Larnook. Tuesday, 7.25pm

I feel pretty good.

Okay, I’m currently breaking a six-week alcohol fast with a glass of Angove organic shiraz; that may account for a flush of happiness. But I do believe a general feeling of wellbeing is returning, like autumnal sunsets, to add light and colour to what has been a rather drab summer of my discontent. Bloody break-ups.

The singer has a voice that is breathy and wet. Its intimacy beckons me. I bend towards it. Yes, an intimate voice, but not a small one. It easily drowns out the patter of rain on the tarp above me.

Her fingers are deft, sliding bar chords up and down the fretboard of her guitar. The electronic tuner clamped to the guitar’s machine head winks green as she sways. Her smile is bigger than my angst, brighter than the moon, warmer than my cold heart.

Yep, I feel pretty good.

Wine is a wonderful thing. Forgiving people who nail you is tricky, but I reckon turning water into wine was Jesus’s best trick. Feeding the five thousand on the hill with a few fish and five loaves was also a cool stunt. But, that just makes me think Jesus was a woman; women do that sort of thing all the time.

However, turning water into wine – that’s a miracle you can celebrate. Till dawn. Though I suspect it all got out of hand with the whole Red Sea thing…

I’m feeling pretty good.

Sure, there’s still a gaping hole in my world; a hole that a certain she used to nicely fill, each curve fitted snugly like a jigsaw piece in the puzzle of my life, but hey, she’s gone – and that’s that.

That’s that.

There are other people here at the gig. (Good. Otherwise I would be embarrassed for the singer. And the donation tin would be as empty as tomorrow.)

The people here are forest dwellers. A community under the cliffs, at the end of the world. (Near Nimbin.) There are older couples with grey hair and home brew. There is an older single man, wearing the same Hawaiian shirt that a long-gone significant other gave him before she had had enough and split. His eyes flash red with hurt and self-medication.

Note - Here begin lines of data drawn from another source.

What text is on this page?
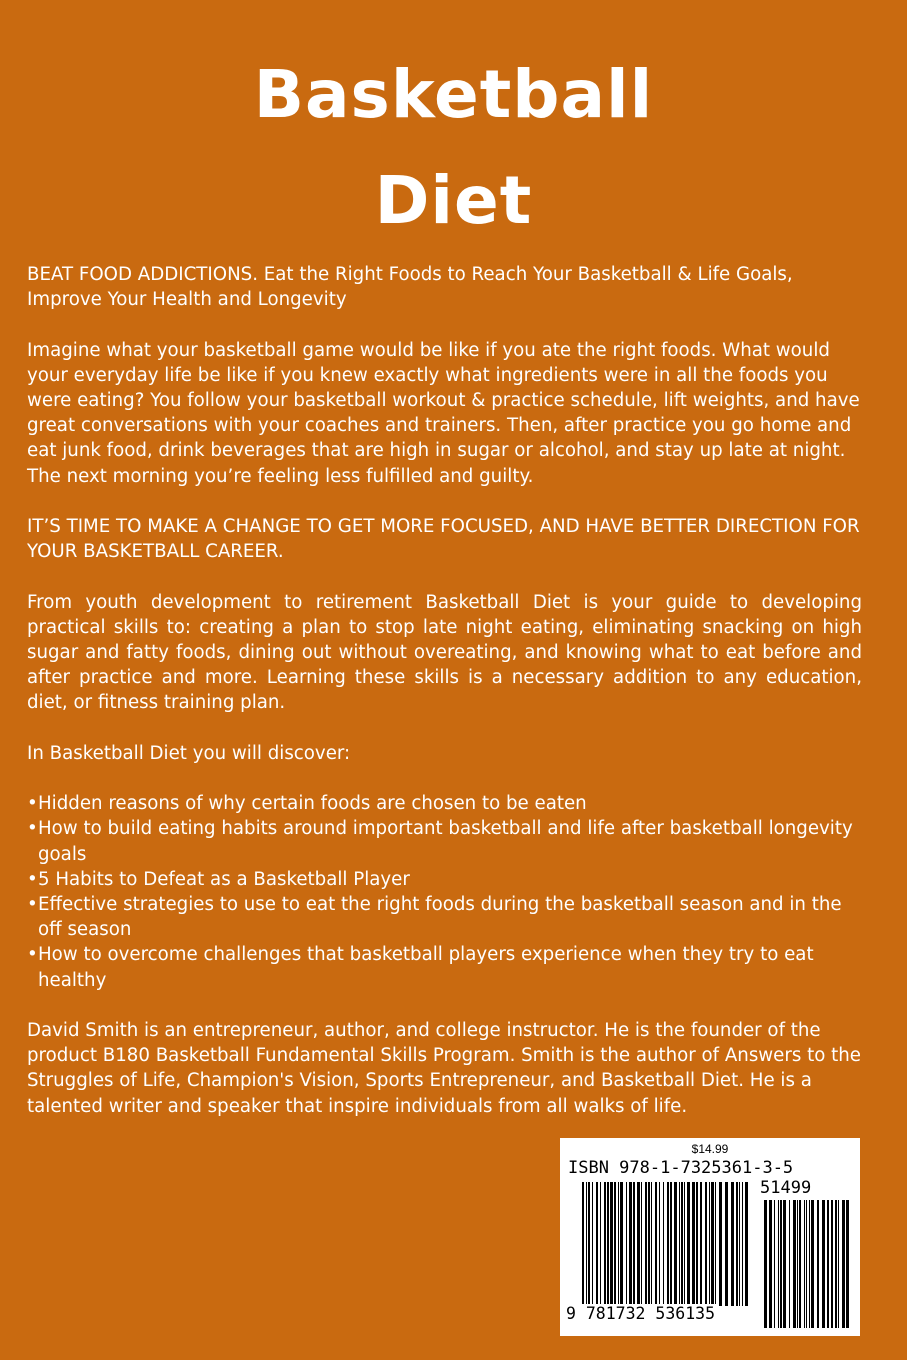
Basketball
Diet

BEAT FOOD ADDICTIONS. Eat the Right Foods to Reach Your Basketball & Life Goals, Improve Your Health and Longevity

Imagine what your basketball game would be like if you ate the right foods. What would your everyday life be like if you knew exactly what ingredients were in all the foods you were eating? You follow your basketball workout & practice schedule, lift weights, and have great conversations with your coaches and trainers. Then, after practice you go home and eat junk food, drink beverages that are high in sugar or alcohol, and stay up late at night. The next morning you’re feeling less fulfilled and guilty.

IT’S TIME TO MAKE A CHANGE TO GET MORE FOCUSED, AND HAVE BETTER DIRECTION FOR YOUR BASKETBALL CAREER.

From youth development to retirement Basketball Diet is your guide to developing practical skills to: creating a plan to stop late night eating, eliminating snacking on high sugar and fatty foods, dining out without overeating, and knowing what to eat before and after practice and more. Learning these skills is a necessary addition to any education, diet, or fitness training plan.

In Basketball Diet you will discover:

• Hidden reasons of why certain foods are chosen to be eaten
• How to build eating habits around important basketball and life after basketball longevity goals
• 5 Habits to Defeat as a Basketball Player
• Effective strategies to use to eat the right foods during the basketball season and in the off season
• How to overcome challenges that basketball players experience when they try to eat healthy

David Smith is an entrepreneur, author, and college instructor. He is the founder of the product B180 Basketball Fundamental Skills Program. Smith is the author of Answers to the Struggles of Life, Champion's Vision, Sports Entrepreneur, and Basketball Diet. He is a talented writer and speaker that inspire individuals from all walks of life.

$14.99
ISBN 978-1-7325361-3-5
51499
9 781732 536135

There are younger couples with trendy shaved bits on the side of their heads, and nappy bags. There are kids. One little girl with ringlets has a pet rat. She wants me to pat it. No thanks.

Tomorrow, I’m off on a road trip. I have a few days free from work obligations. I really should stay at home and cut the grass, change the sheets… But, I like to drive. And the sheets have memories.

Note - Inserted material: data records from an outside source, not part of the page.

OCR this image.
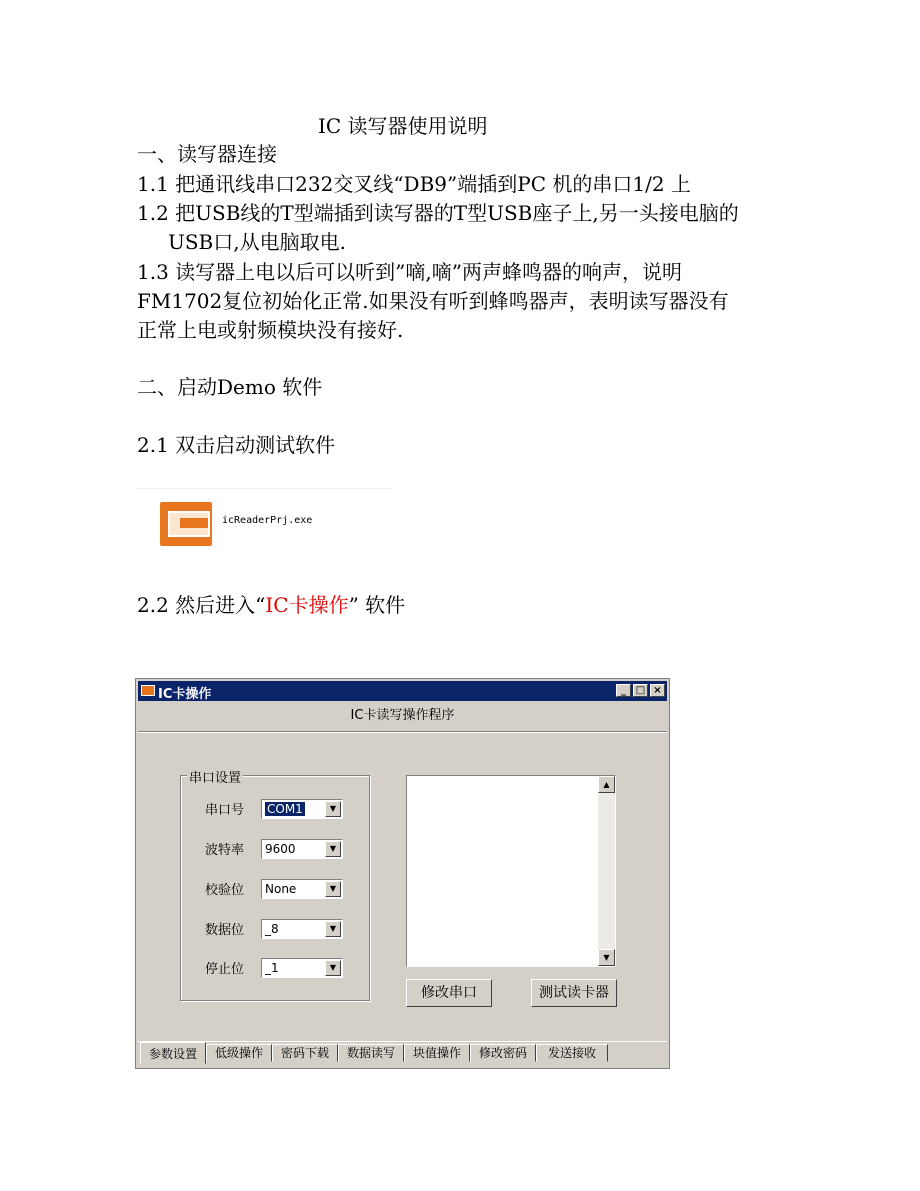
IC 读写器使用说明
一、读写器连接
1.1 把通讯线串口232交叉线“DB9”端插到PC 机的串口1/2 上
1.2 把USB线的T型端插到读写器的T型USB座子上,另一头接电脑的
USB口,从电脑取电.
1.3 读写器上电以后可以听到”嘀,嘀”两声蜂鸣器的响声，说明
FM1702复位初始化正常.如果没有听到蜂鸣器声，表明读写器没有
正常上电或射频模块没有接好.
二、启动Demo 软件
2.1 双击启动测试软件
icReaderPrj.exe
2.2 然后进入“IC卡操作” 软件
IC卡操作	_ □ ×
IC卡读写操作程序
串口设置
串口号 COM1	▼
波特率 9600	▼
校验位 None	▼
数据位 _8	▼
停止位 _1	▼
▲
▼
修改串口	测试读卡器
参数设置	低级操作	密码下载	数据读写	块值操作	修改密码	发送接收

I have a Superoo, a CD of Mozart’s finest hits and a carton of coconut water conveniently packaged in rip-pull cans. (Why didn’t God think of that? No machete required.) I’m ready to roll.

Oh dear, the rat jumped ship. It is nosing into the armpit of a young boy. The boy laughs as the rat tickles him. The girl is distraught. It’s her rat. She loves it. She holds her hands out to it, wanting it back, but – you know – it’s a big world. Yep.

I’m heading south, into tomorrow, into the unknown. I like road trips. You move on, air-conditioned wind in your face, not sure what’s going to happen next.

Okay, I know there’ll be roadwork congestion south of Coffs, but I know a back way… Apart from that, I’m not sure what will happen next. I’m ready.

Except I reckon I’ll turn my coconut water into wine. Yum.